The first God's Not Dead suffered from an uncharitable attitude toward atheists (the only good kind of atheist is a dying one that comes to accept Jesus), but the premise had a certain audacity. Kevin Sorbo played an angry atheist professor who threatens to flunk the one freshman willing to stand up for God unless he successfully argues God's existence in front of the class. It got deeply silly and offensive but wasn’t boring, and Sorbo, best known as the eponymous muscleman in the TV hit Hercules, gave a surprisingly effective Mephistophelean performance.
The second verse is similar to the first: Pastor Dave (a sad sack) and Pastor Jude (full of sunny African uplift) return as a mildly amusing, feel-good interracial buddy act; the patriarch of a foreign family physically abuses one of his children for becoming Christian; everything gets wrapped up at a concert by the Christian pop band Newsboys.
But while the subplots, romantic and otherwise, of the original were confusing, they lent a sense of lived life to the proceedings. This time the action centers on the trial, giving the proceedings a hermetically sealed quality, with fewer entry points for skeptics or the curious. When the father signs the lawyer's contract, the dramatic close-up on the pen lets you know he is selling his soul to the devil. The only subplot of note is equally heavy-handed: Pastor Dave is among a group of pastors whose sermons are being subpoenaed.
Even the court testimony—in both the legal and religious sense—amounts to not much, given that actual mainstream scholarship is pretty confident that Jesus was a real person.

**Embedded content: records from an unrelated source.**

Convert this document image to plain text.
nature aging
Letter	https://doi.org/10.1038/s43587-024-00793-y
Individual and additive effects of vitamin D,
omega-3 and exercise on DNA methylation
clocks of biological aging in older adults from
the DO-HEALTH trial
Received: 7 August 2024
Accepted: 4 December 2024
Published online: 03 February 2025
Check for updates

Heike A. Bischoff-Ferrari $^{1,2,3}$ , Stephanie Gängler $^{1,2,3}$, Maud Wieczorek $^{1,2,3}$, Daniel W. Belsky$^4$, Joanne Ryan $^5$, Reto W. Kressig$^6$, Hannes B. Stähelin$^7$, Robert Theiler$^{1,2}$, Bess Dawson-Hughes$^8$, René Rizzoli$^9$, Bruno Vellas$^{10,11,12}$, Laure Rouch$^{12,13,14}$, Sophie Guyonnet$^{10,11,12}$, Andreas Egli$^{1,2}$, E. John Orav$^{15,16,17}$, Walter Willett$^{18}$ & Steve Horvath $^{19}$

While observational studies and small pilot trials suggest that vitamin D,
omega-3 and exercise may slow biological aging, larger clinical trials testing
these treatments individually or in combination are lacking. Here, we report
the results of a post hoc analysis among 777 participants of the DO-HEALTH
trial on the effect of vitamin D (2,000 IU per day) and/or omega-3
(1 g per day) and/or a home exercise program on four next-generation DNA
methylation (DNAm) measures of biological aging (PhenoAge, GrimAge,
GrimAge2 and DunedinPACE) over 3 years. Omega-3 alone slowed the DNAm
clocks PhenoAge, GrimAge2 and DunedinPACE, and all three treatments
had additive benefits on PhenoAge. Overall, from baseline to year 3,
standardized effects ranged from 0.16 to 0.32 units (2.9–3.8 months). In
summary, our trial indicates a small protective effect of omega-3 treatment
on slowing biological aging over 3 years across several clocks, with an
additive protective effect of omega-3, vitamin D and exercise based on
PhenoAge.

It's the divinity of Jesus that's up for debate.
A last-minute addition to the jury, a blue-haired punk girl, is set up to be a pagan, but her wordless revelation otherwise is relatively subtle (just ignore that whole Leviticus thing). More moments like that could have leavened the starchy preachiness and air of predictability permeating God's Not Dead 2. Will Grace "confess" herself "Guilty" (like the Newsboys song at the end) of believing in Jesus in the face of the godless pressure from the enraged citizens of... Arkansas? The answer will come as no revelation.
Which is a shame. God's Not Dead 2 botches a genuine story of the overzealous stifling of religious expression, both in the educational system and the United States at large. The Pastor Dave subpoena subplot comes off ludicrous but is based in fact. The city of Houston in 2014 did subpoena sermons of five local pastors, presumably to see if the churches were engaging in partisan politics during debate over an ordinance that would have granted transgenders access to the restroom of their choice.
Vanderbilt University's nursing school required incoming students to pledge to assist in abortions, a demand rescinded in 2011 after the school was sued on religious freedom grounds. Not to mention Supreme Court fights recent and future, like Hobby Lobby and Little Sisters of the Poor, over federal mandates that they cover abortion and birth control. With such rich material available—much of which is covered in those end credits—why go with a story wholly made up and unconvincing?
God’s Not Dead 2 does show faith-based movies taking a few tricks from their secular superhero counterparts. An over-the-top scene after the credits involving Pastor Dave tests the waters for a potential God's Not Dead 3 plotline, and the official website encourages those who missed the scene the first time to go ahead and see the movie again, thus laying up treasures on earth and in heaven.
—Clay Waters is the author of the self-published cozy murder mystery Death in the Eye.